Sisipho Mvulane, 26, waitress, Nanda
Honestly speaking, I’m tired of being a waitress. In fact, I’m tired of being disrespected by strangers. One time I had a customer throwing food at my face because he she was not satisfied with it, and most of them use the line “I pay your salary”. We do report to the management, but they always side with the customer because they also want to protect their business – even if the customer was wrong. One incident I will remember for the rest of my life was when a lady racially abused me. She was here with her family and they did not finish their food, so as I was preparing to pack the food for her as a take away she angrily said, “Are you going to pack my food with your black hands?” I was shocked and disappointed but I just kept quiet.
I have been a waitress for three years now and I can promise you this job needs someone with a thick skin. Your day can get ruined anytime by customers and your boss calling you to the office. One day, a colleague of mine was calling me and I shouted back because she was calling from the top floor and I was telling her I was still busy taking orders she must wait. Then a customer intervened and asked me why am I shouting; I don’t respect them as customers and that’s probably because I slept with the manager to get the job and she is the reason I go to the toilet. I called my manager and I was told not to shout ever again in front of customers. But the manager later came to me and told me the lady has issues and I shouldn’t mind people like her.
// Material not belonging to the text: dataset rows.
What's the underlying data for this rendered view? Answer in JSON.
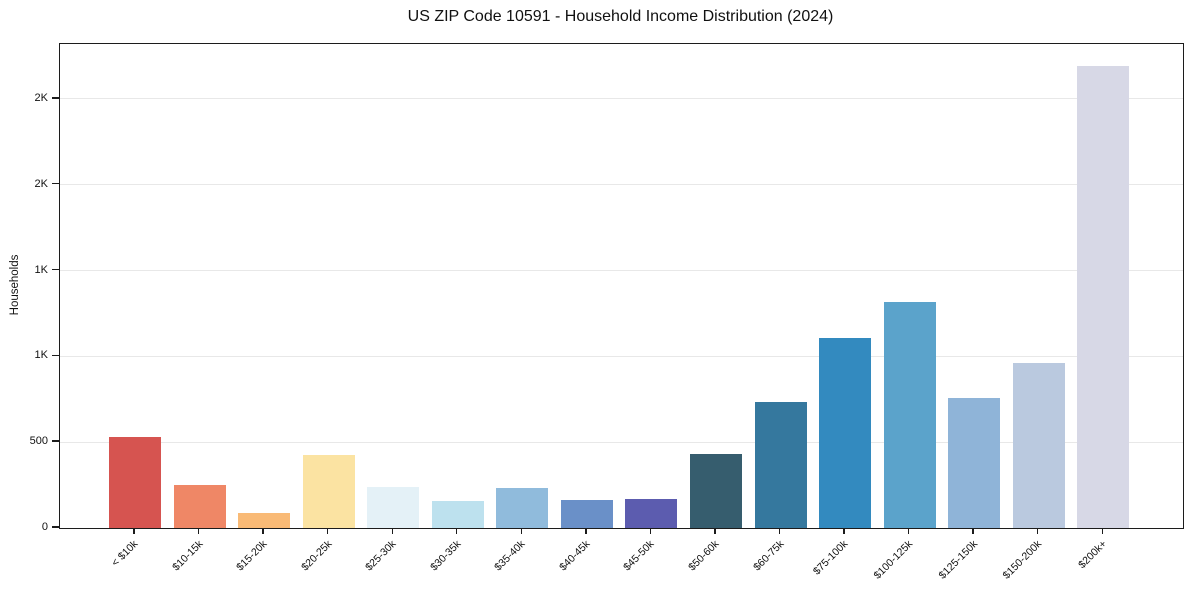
{
  "chart_data": {
    "type": "bar",
    "title": "US ZIP Code 10591 - Household Income Distribution (2024)",
    "xlabel": "",
    "ylabel": "Households",
    "ylim": [
      0,
      2820
    ],
    "grid": "horizontal",
    "legend": "none",
    "yticks": [
      {
        "value": 0,
        "label": "0"
      },
      {
        "value": 500,
        "label": "500"
      },
      {
        "value": 1000,
        "label": "1K"
      },
      {
        "value": 1500,
        "label": "1K"
      },
      {
        "value": 2000,
        "label": "2K"
      },
      {
        "value": 2500,
        "label": "2K"
      }
    ],
    "categories": [
      "< $10k",
      "$10-15k",
      "$15-20k",
      "$20-25k",
      "$25-30k",
      "$30-35k",
      "$35-40k",
      "$40-45k",
      "$45-50k",
      "$50-60k",
      "$60-75k",
      "$75-100k",
      "$100-125k",
      "$125-150k",
      "$150-200k",
      "$200k+"
    ],
    "values": [
      530,
      250,
      90,
      425,
      240,
      160,
      235,
      165,
      170,
      430,
      735,
      1110,
      1315,
      755,
      960,
      2690
    ],
    "bar_colors": [
      "#d65450",
      "#ef8766",
      "#f9ba76",
      "#fbe3a2",
      "#e4f1f7",
      "#bde1ee",
      "#90bbdc",
      "#6a90c8",
      "#5c5caf",
      "#365d6e",
      "#35789e",
      "#338abf",
      "#5ba3cb",
      "#8fb4d8",
      "#bac9df",
      "#d7d8e6"
    ]
  },
  "colors": {
    "background": "#ffffff",
    "spine": "#1c1c1c",
    "grid": "#e8e8e8",
    "text": "#111111"
  }
}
Sandiso Sibeko, 24, waiter, Jacobs
I have only been working here for eight months but I have had countless encounters with unsatisfied customers. I have learnt to handle them in a good manner. Sometimes you bring the wrong order and a customer will shout at you like you just asked for both his kidneys. One time I refused to give a customer drinking glasses simply because she did not buy the drinks inside and she shouted at me calling all sorts of names until I had to call the manager and he explained to her. The customer just fumed and stormed out of the restaurant without paying for the food.
Sello Mnikathi, 22, waitress, Chesterville
I am yet to come up against a rude customer. I have met customers who complain about their orders but it’s always calm and we fix things in a good manner. One time a customer said he wanted a quarter chicken meal and we have three quarter chicken meals here, so I asked whether with chips or roll and he said chips. When I came back with the order he asked me if it doesn’t come with a roll and I said it does only when you ask for it, and with more money. He added money without throwing tantrums.
Samkelisiwe Mvusi, 25, waitress, South Beach
I have learnt to be calm in this job and always smile, even when being shouted at. People come and unload their problems on us and that is not cool. The previous restaurant I worked at there was a lady who ordered a full chicken and she wanted it to be cut into eight pieces. When the chicken came back, she changed and said she said it must be cut into four pieces. The waitress went back to get a chicken cut into four pieces, when she came back the lady said the chips are now cold and she must take them back. The waitress was still waiting for the new chips while she continued serving other customers, and when the complaining customer saw that, she lost it and started complaining. She called the waitress useless until the waitress finally had enough and told her they must go outside and settle it by fighting. It doesn’t really have to come to that but sometimes customers push us to the limits.